As personal computers (PC’s) worked their way into the corporate enterprise some of the processing that had taken place on the mainframe could now been done at the desktop on a PC. Throughout the 1980’s PCs ran the DOS Operating System and PC screens really did not look much different that mainframe terminals. The initial desktop applications centered around word processing and early spreadsheets. At first the lucky few that got a PC still had to have that dumb terminal on the desk . It wasn’t long before they were asking why they had to have two “terminals” on their desk. Eventually network cards and terminal emulation applications were became available that would allow a PC to connect to the mainframe and be used as a terminal. It would take several years however before it was possible for the mainframe to “serve” data to the PC “fat client” application. This new “client/server” architecture was my first experience with a “Discontinuous Innovation” as best described by author Geoffrey Moore in his 1991 book Crossing the Chasm.
Prior to the invasion of the PC large companies had huge MIS departments with teams of developers writing custom “programs” for the exclusive use of their employer. MIS was the gatekeeper, and if you wanted a new application or just wanted a title on a report changed it was a long and arduous process. In time software companies like SAP developed vertically aligned applications that they would sell directly to the business units. This was attractive as it was now much easier for end users to get new applications developed and make changes without having to deal with MIS. MIS fought this as long as they could but it was clearly a loosing battle. In the 1990’s the Windows Operating System began to displace DOS as the predominant desktop operating system in the enterprise. With the Windows Graphical User Interface (GUI) and software development platforms such as “Powerbuilder” programmers now had access to software development tools specifically designed for developing client/server applications. Eventually MIS (a department within a company that controlled everything) became the Information Technology (IT) department as they now had to support a broad set of IT applications and equipment across the enterprise.
While companies had been sharing data between mainframe systems and certain “mini-computers”, “Client/Server” application was the first true form of distributed computing. This changed everything.
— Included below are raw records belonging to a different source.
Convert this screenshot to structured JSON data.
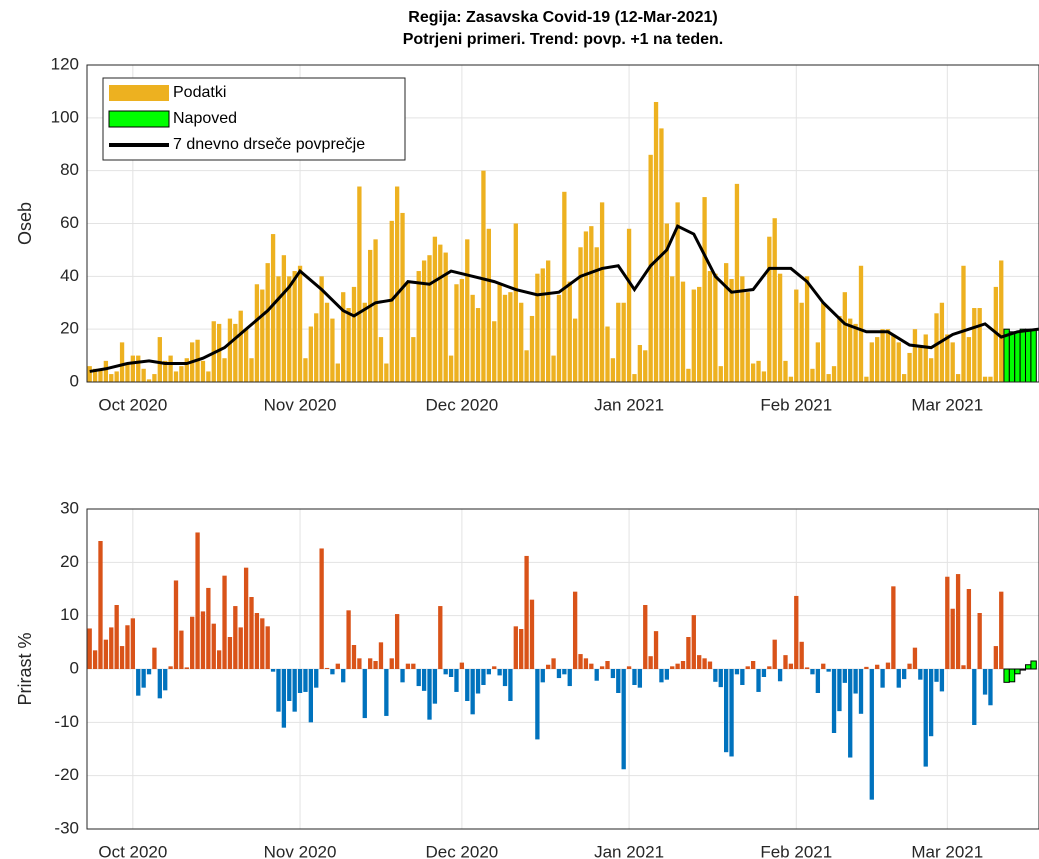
{
  "chart_data": [
    {
      "type": "bar",
      "title": "Regija: Zasavska Covid-19 (12-Mar-2021)",
      "subtitle": "Potrjeni primeri. Trend: povp. +1 na teden.",
      "ylabel": "Oseb",
      "xlim": [
        0.5,
        177
      ],
      "xticks": [
        {
          "value": 9,
          "label": "Oct 2020"
        },
        {
          "value": 40,
          "label": "Nov 2020"
        },
        {
          "value": 70,
          "label": "Dec 2020"
        },
        {
          "value": 101,
          "label": "Jan 2021"
        },
        {
          "value": 132,
          "label": "Feb 2021"
        },
        {
          "value": 160,
          "label": "Mar 2021"
        }
      ],
      "ylim": [
        0,
        120
      ],
      "yticks": [
        0,
        20,
        40,
        60,
        80,
        100,
        120
      ],
      "grid": true,
      "legend": "upper left",
      "series": [
        {
          "name": "Podatki",
          "color": "#EDB120",
          "x": [
            1,
            2,
            3,
            4,
            5,
            6,
            7,
            8,
            9,
            10,
            11,
            12,
            13,
            14,
            15,
            16,
            17,
            18,
            19,
            20,
            21,
            22,
            23,
            24,
            25,
            26,
            27,
            28,
            29,
            30,
            31,
            32,
            33,
            34,
            35,
            36,
            37,
            38,
            39,
            40,
            41,
            42,
            43,
            44,
            45,
            46,
            47,
            48,
            49,
            50,
            51,
            52,
            53,
            54,
            55,
            56,
            57,
            58,
            59,
            60,
            61,
            62,
            63,
            64,
            65,
            66,
            67,
            68,
            69,
            70,
            71,
            72,
            73,
            74,
            75,
            76,
            77,
            78,
            79,
            80,
            81,
            82,
            83,
            84,
            85,
            86,
            87,
            88,
            89,
            90,
            91,
            92,
            93,
            94,
            95,
            96,
            97,
            98,
            99,
            100,
            101,
            102,
            103,
            104,
            105,
            106,
            107,
            108,
            109,
            110,
            111,
            112,
            113,
            114,
            115,
            116,
            117,
            118,
            119,
            120,
            121,
            122,
            123,
            124,
            125,
            126,
            127,
            128,
            129,
            130,
            131,
            132,
            133,
            134,
            135,
            136,
            137,
            138,
            139,
            140,
            141,
            142,
            143,
            144,
            145,
            146,
            147,
            148,
            149,
            150,
            151,
            152,
            153,
            154,
            155,
            156,
            157,
            158,
            159,
            160,
            161,
            162,
            163,
            164,
            165,
            166,
            167,
            168,
            169,
            170
          ],
          "values": [
            6,
            5,
            5,
            8,
            3,
            4,
            15,
            7,
            10,
            10,
            5,
            1,
            3,
            17,
            8,
            10,
            4,
            6,
            9,
            15,
            16,
            8,
            4,
            23,
            22,
            9,
            24,
            22,
            27,
            20,
            9,
            37,
            35,
            45,
            56,
            40,
            48,
            40,
            42,
            44,
            9,
            21,
            26,
            40,
            30,
            24,
            7,
            34,
            28,
            36,
            74,
            30,
            50,
            54,
            17,
            7,
            61,
            74,
            64,
            38,
            17,
            42,
            46,
            48,
            55,
            52,
            49,
            10,
            37,
            39,
            54,
            33,
            28,
            80,
            58,
            23,
            37,
            33,
            34,
            60,
            30,
            12,
            25,
            41,
            43,
            46,
            10,
            33,
            72,
            38,
            24,
            51,
            57,
            59,
            51,
            68,
            21,
            9,
            30,
            30,
            58,
            3,
            14,
            12,
            86,
            106,
            96,
            60,
            40,
            68,
            38,
            5,
            35,
            36,
            70,
            42,
            41,
            6,
            45,
            39,
            75,
            40,
            34,
            7,
            8,
            4,
            55,
            62,
            41,
            8,
            2,
            35,
            30,
            40,
            5,
            15,
            30,
            3,
            6,
            25,
            34,
            24,
            22,
            44,
            2,
            15,
            17,
            20,
            20,
            18,
            15,
            3,
            11,
            20,
            13,
            18,
            9,
            26,
            30,
            18,
            15,
            3,
            44,
            17,
            28,
            28,
            2,
            2,
            36,
            46
          ]
        },
        {
          "name": "Napoved",
          "color": "#00FF00",
          "edgecolor": "#000000",
          "x": [
            171,
            172,
            173,
            174,
            175,
            176
          ],
          "values": [
            20,
            19,
            19,
            20,
            20,
            20
          ]
        },
        {
          "name": "7 dnevno drseče povprečje",
          "type": "line",
          "color": "#000000",
          "x": [
            1,
            4,
            8,
            12,
            15,
            19,
            22,
            26,
            30,
            34,
            38,
            40,
            44,
            48,
            50,
            54,
            57,
            60,
            64,
            68,
            72,
            76,
            80,
            84,
            88,
            92,
            96,
            99,
            102,
            105,
            108,
            110,
            113,
            117,
            120,
            124,
            127,
            131,
            134,
            137,
            141,
            145,
            149,
            153,
            157,
            161,
            164,
            167,
            170,
            173,
            177
          ],
          "values": [
            4,
            5,
            7,
            8,
            7,
            7,
            9,
            13,
            20,
            27,
            36,
            42,
            35,
            27,
            25,
            30,
            31,
            38,
            37,
            42,
            40,
            38,
            35,
            33,
            34,
            40,
            43,
            44,
            35,
            44,
            50,
            59,
            56,
            40,
            34,
            35,
            43,
            43,
            38,
            30,
            22,
            19,
            19,
            14,
            13,
            18,
            20,
            22,
            17,
            19,
            20
          ]
        }
      ]
    },
    {
      "type": "bar",
      "ylabel": "Prirast %",
      "xlim": [
        0.5,
        177
      ],
      "xticks": [
        {
          "value": 9,
          "label": "Oct 2020"
        },
        {
          "value": 40,
          "label": "Nov 2020"
        },
        {
          "value": 70,
          "label": "Dec 2020"
        },
        {
          "value": 101,
          "label": "Jan 2021"
        },
        {
          "value": 132,
          "label": "Feb 2021"
        },
        {
          "value": 160,
          "label": "Mar 2021"
        }
      ],
      "ylim": [
        -30,
        30
      ],
      "yticks": [
        -30,
        -20,
        -10,
        0,
        10,
        20,
        30
      ],
      "grid": true,
      "series": [
        {
          "positive_color": "#D95319",
          "negative_color": "#0072BD",
          "x": [
            1,
            2,
            3,
            4,
            5,
            6,
            7,
            8,
            9,
            10,
            11,
            12,
            13,
            14,
            15,
            16,
            17,
            18,
            19,
            20,
            21,
            22,
            23,
            24,
            25,
            26,
            27,
            28,
            29,
            30,
            31,
            32,
            33,
            34,
            35,
            36,
            37,
            38,
            39,
            40,
            41,
            42,
            43,
            44,
            45,
            46,
            47,
            48,
            49,
            50,
            51,
            52,
            53,
            54,
            55,
            56,
            57,
            58,
            59,
            60,
            61,
            62,
            63,
            64,
            65,
            66,
            67,
            68,
            69,
            70,
            71,
            72,
            73,
            74,
            75,
            76,
            77,
            78,
            79,
            80,
            81,
            82,
            83,
            84,
            85,
            86,
            87,
            88,
            89,
            90,
            91,
            92,
            93,
            94,
            95,
            96,
            97,
            98,
            99,
            100,
            101,
            102,
            103,
            104,
            105,
            106,
            107,
            108,
            109,
            110,
            111,
            112,
            113,
            114,
            115,
            116,
            117,
            118,
            119,
            120,
            121,
            122,
            123,
            124,
            125,
            126,
            127,
            128,
            129,
            130,
            131,
            132,
            133,
            134,
            135,
            136,
            137,
            138,
            139,
            140,
            141,
            142,
            143,
            144,
            145,
            146,
            147,
            148,
            149,
            150,
            151,
            152,
            153,
            154,
            155,
            156,
            157,
            158,
            159,
            160,
            161,
            162,
            163,
            164,
            165,
            166,
            167,
            168,
            169,
            170
          ],
          "values": [
            7.6,
            3.5,
            24,
            5.5,
            7.8,
            12,
            4.3,
            8.2,
            9.5,
            -5,
            -3.5,
            -1,
            4,
            -5.5,
            -4,
            0.5,
            16.6,
            7.2,
            0.3,
            9.8,
            25.6,
            10.8,
            15.2,
            8.5,
            3.5,
            17.5,
            6,
            11.8,
            7.8,
            19,
            13.5,
            10.5,
            9.5,
            8,
            -0.5,
            -8,
            -11,
            -6,
            -8,
            -4.5,
            -4.3,
            -10,
            -3.5,
            22.6,
            0.2,
            -1,
            1,
            -2.5,
            11,
            4.5,
            2,
            -9.2,
            2,
            1.5,
            5,
            -8.8,
            2,
            10.3,
            -2.5,
            1,
            1,
            -3.2,
            -4.1,
            -9.5,
            -6.5,
            11.8,
            -1,
            -1.5,
            -4.3,
            1.2,
            -6,
            -8.5,
            -4.6,
            -3,
            -1,
            0.5,
            -1.2,
            -3.2,
            -6,
            8,
            7.5,
            21.2,
            13,
            -13.2,
            -2.5,
            0.8,
            2,
            -1.7,
            -1,
            -3.2,
            14.5,
            2.8,
            2,
            1,
            -2.2,
            0.5,
            1.5,
            -1.7,
            -4.5,
            -18.8,
            0.5,
            -3,
            -3.5,
            12,
            2.4,
            7.1,
            -2.5,
            -2,
            0.5,
            1,
            1.5,
            6,
            10.1,
            2.6,
            2,
            1.4,
            -2.4,
            -3.4,
            -15.6,
            -16.4,
            -1,
            -3,
            0.5,
            1.5,
            -4.3,
            -1.5,
            0.5,
            5.5,
            -2.3,
            2.6,
            1,
            13.7,
            5.1,
            0.3,
            -1,
            -4.5,
            1,
            -0.5,
            -12,
            -7.9,
            -2.6,
            -16.6,
            -4.6,
            -8.4,
            0.4,
            -24.5,
            0.8,
            -3.5,
            1.2,
            15.5,
            -3.5,
            -1.9,
            1,
            4,
            -2,
            -18.3,
            -12.6,
            -2.4,
            -4.2,
            17.3,
            11.3,
            17.8,
            0.7,
            15,
            -10.5,
            10.5,
            -4.8,
            -6.8,
            4.3,
            14.5
          ]
        },
        {
          "color": "#00FF00",
          "edgecolor": "#000000",
          "x": [
            171,
            172,
            173,
            174,
            175,
            176
          ],
          "values": [
            -2.5,
            -2.4,
            -0.9,
            -0.2,
            0.8,
            1.5
          ]
        }
      ]
    }
  ]
}
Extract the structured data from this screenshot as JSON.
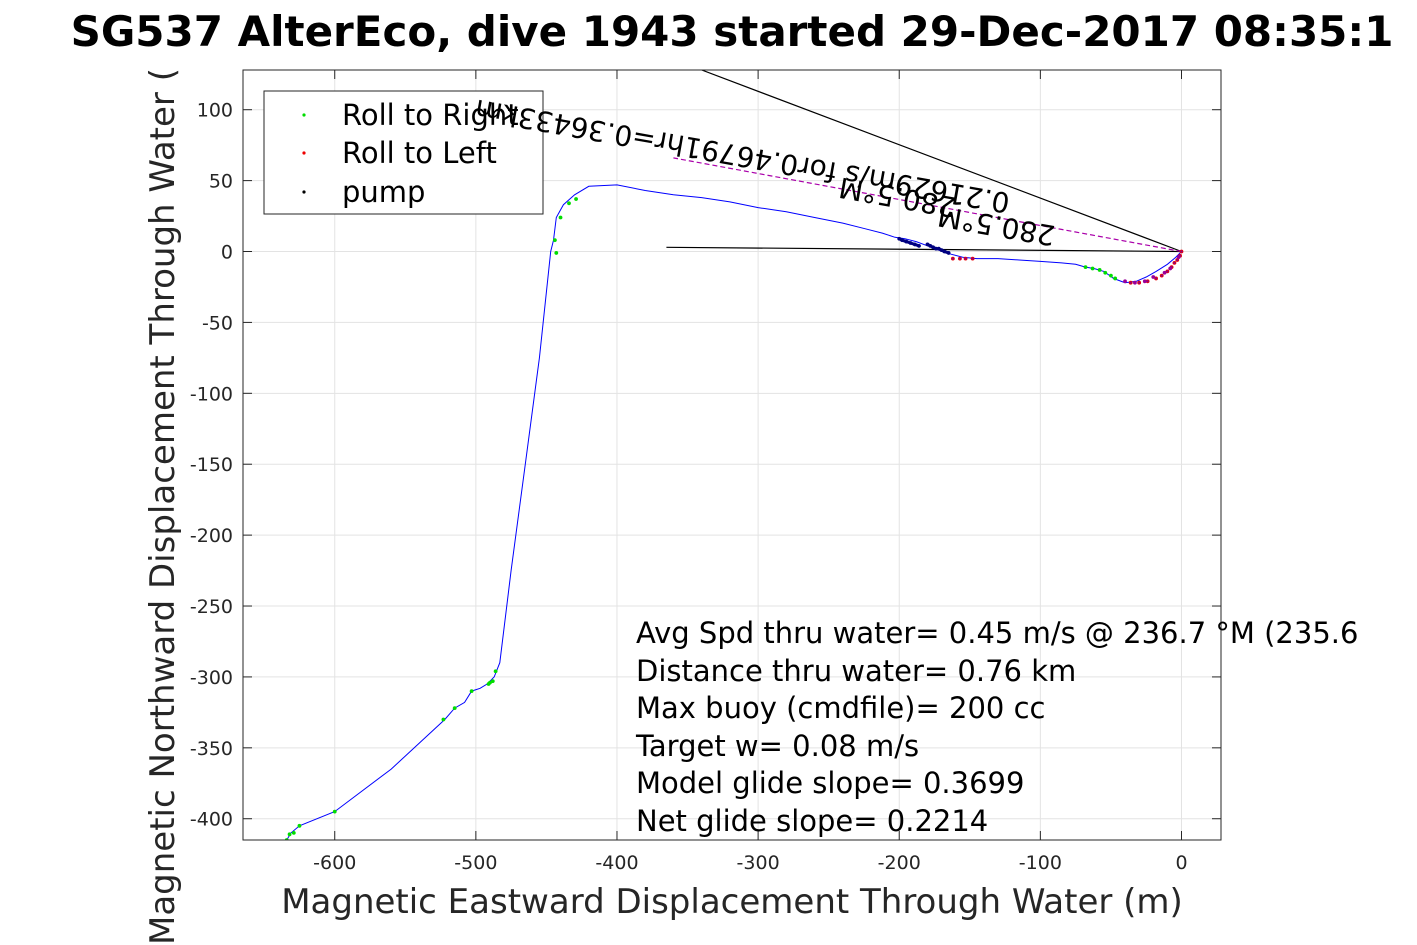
{
  "chart_data": {
    "type": "scatter",
    "title": "SG537 AlterEco, dive 1943 started 29-Dec-2017 08:35:1",
    "xlabel": "Magnetic Eastward Displacement Through Water (m)",
    "ylabel": "Magnetic Northward Displacement Through Water (",
    "xlim": [
      -665,
      28
    ],
    "ylim": [
      -415,
      128
    ],
    "xticks": [
      -600,
      -500,
      -400,
      -300,
      -200,
      -100,
      0
    ],
    "yticks": [
      100,
      50,
      0,
      -50,
      -100,
      -150,
      -200,
      -250,
      -300,
      -350,
      -400
    ],
    "grid": true,
    "legend_position": "top-left",
    "legend": [
      {
        "label": "Roll to Right",
        "color": "#00dd00"
      },
      {
        "label": "Roll to Left",
        "color": "#ee0000"
      },
      {
        "label": "pump",
        "color": "#000000"
      }
    ],
    "series": [
      {
        "style": "track",
        "color": "#0000ff",
        "x": [
          0,
          -4,
          -10,
          -18,
          -25,
          -32,
          -40,
          -48,
          -55,
          -62,
          -68,
          -75,
          -85,
          -100,
          -115,
          -130,
          -145,
          -155,
          -163,
          -172,
          -180,
          -188,
          -196,
          -203,
          -212,
          -224,
          -240,
          -260,
          -280,
          -300,
          -320,
          -340,
          -360,
          -380,
          -400,
          -420,
          -430,
          -438,
          -443,
          -445,
          -447,
          -455,
          -465,
          -475,
          -483,
          -487,
          -490,
          -492,
          -497,
          -503,
          -508,
          -515,
          -522,
          -560,
          -600,
          -625,
          -631,
          -634
        ],
        "y": [
          0,
          -4,
          -9,
          -14,
          -18,
          -21,
          -22,
          -19,
          -14,
          -12,
          -11,
          -9,
          -8,
          -7,
          -6,
          -5,
          -5,
          -4,
          -2,
          1,
          4,
          7,
          9,
          10,
          13,
          16,
          20,
          24,
          28,
          31,
          35,
          38,
          40,
          43,
          47,
          46,
          40,
          33,
          24,
          8,
          0,
          -75,
          -150,
          -225,
          -290,
          -300,
          -303,
          -305,
          -308,
          -310,
          -318,
          -322,
          -330,
          -365,
          -395,
          -405,
          -410,
          -415
        ]
      },
      {
        "style": "points",
        "name": "Roll to Right",
        "color": "#00dd00",
        "x": [
          -68,
          -63,
          -58,
          -54,
          -50,
          -47,
          -443,
          -444,
          -440,
          -434,
          -429,
          -486,
          -488,
          -490,
          -491,
          -503,
          -515,
          -523,
          -600,
          -625,
          -629,
          -632,
          -634
        ],
        "y": [
          -11,
          -12,
          -13,
          -15,
          -17,
          -19,
          -1,
          8,
          24,
          34,
          37,
          -296,
          -303,
          -304,
          -305,
          -310,
          -322,
          -330,
          -395,
          -405,
          -410,
          -411,
          -415
        ]
      },
      {
        "style": "points",
        "name": "Roll to Left",
        "color": "#ee0000",
        "x": [
          -36,
          -30,
          -24,
          -18,
          -14,
          -10,
          -7,
          -5,
          -3,
          -1,
          0,
          -148,
          -153,
          -157,
          -162
        ],
        "y": [
          -22,
          -22,
          -21,
          -19,
          -17,
          -14,
          -11,
          -8,
          -6,
          -3,
          0,
          -5,
          -5,
          -5,
          -5
        ],
        "x2": [
          -40,
          -33,
          -26,
          -20,
          -12,
          -8,
          -2
        ],
        "y2": [
          -21,
          -22,
          -21,
          -18,
          -15,
          -12,
          -4
        ]
      },
      {
        "style": "points",
        "name": "pump",
        "color": "#000080",
        "x": [
          -200,
          -198,
          -195,
          -192,
          -189,
          -186,
          -180,
          -178,
          -176,
          -174,
          -172,
          -170,
          -168,
          -165
        ],
        "y": [
          9,
          8,
          7,
          6,
          5,
          4,
          5,
          4,
          3,
          2,
          2,
          1,
          0,
          -1
        ]
      },
      {
        "style": "line",
        "name": "heading-line-1",
        "color": "#000000",
        "x": [
          0,
          -340
        ],
        "y": [
          0,
          128
        ]
      },
      {
        "style": "line",
        "name": "heading-line-2",
        "color": "#000000",
        "x": [
          0,
          -365
        ],
        "y": [
          0,
          3
        ]
      },
      {
        "style": "dashed",
        "name": "current-line",
        "color": "#aa00aa",
        "x": [
          0,
          -360
        ],
        "y": [
          0,
          66
        ]
      }
    ],
    "annotations": [
      {
        "text": "280.5°M",
        "x": -130,
        "y": 25,
        "rotation": 190
      },
      {
        "text": "0.21629m/s for0.46791hr=0.36433km",
        "x": -310,
        "y": 74,
        "rotation": 190
      },
      {
        "text": "280.5°M",
        "x": -200,
        "y": 45,
        "rotation": 190
      }
    ],
    "stats": [
      "Avg Spd thru water=  0.45 m/s @ 236.7 °M (235.6",
      "Distance thru water=  0.76 km",
      "Max buoy (cmdfile)= 200 cc",
      "Target w= 0.08 m/s",
      "Model glide slope= 0.3699",
      "Net glide slope= 0.2214"
    ]
  }
}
Interesting Note: In the world of centralized computing a system outage was felt across the entire organization and you did not want to be responsible for taking the system down. You had to be very methodical in planning software updates or maintenance operations. Since all of the devices such as dumb terminals and printers located inside the building(s) were connected via coaxial cable there was no internal “Network” for us to consider. The network was primarily outside of the building and managed by companies like Bell Atlantic and AT&T. Since we didn’t fully understand network communications, and it wasn’t our responsibility, the most common representation of the network was a cloud that floated across the top of systems architecture diagrams. Hence the term “Cloud Computing”.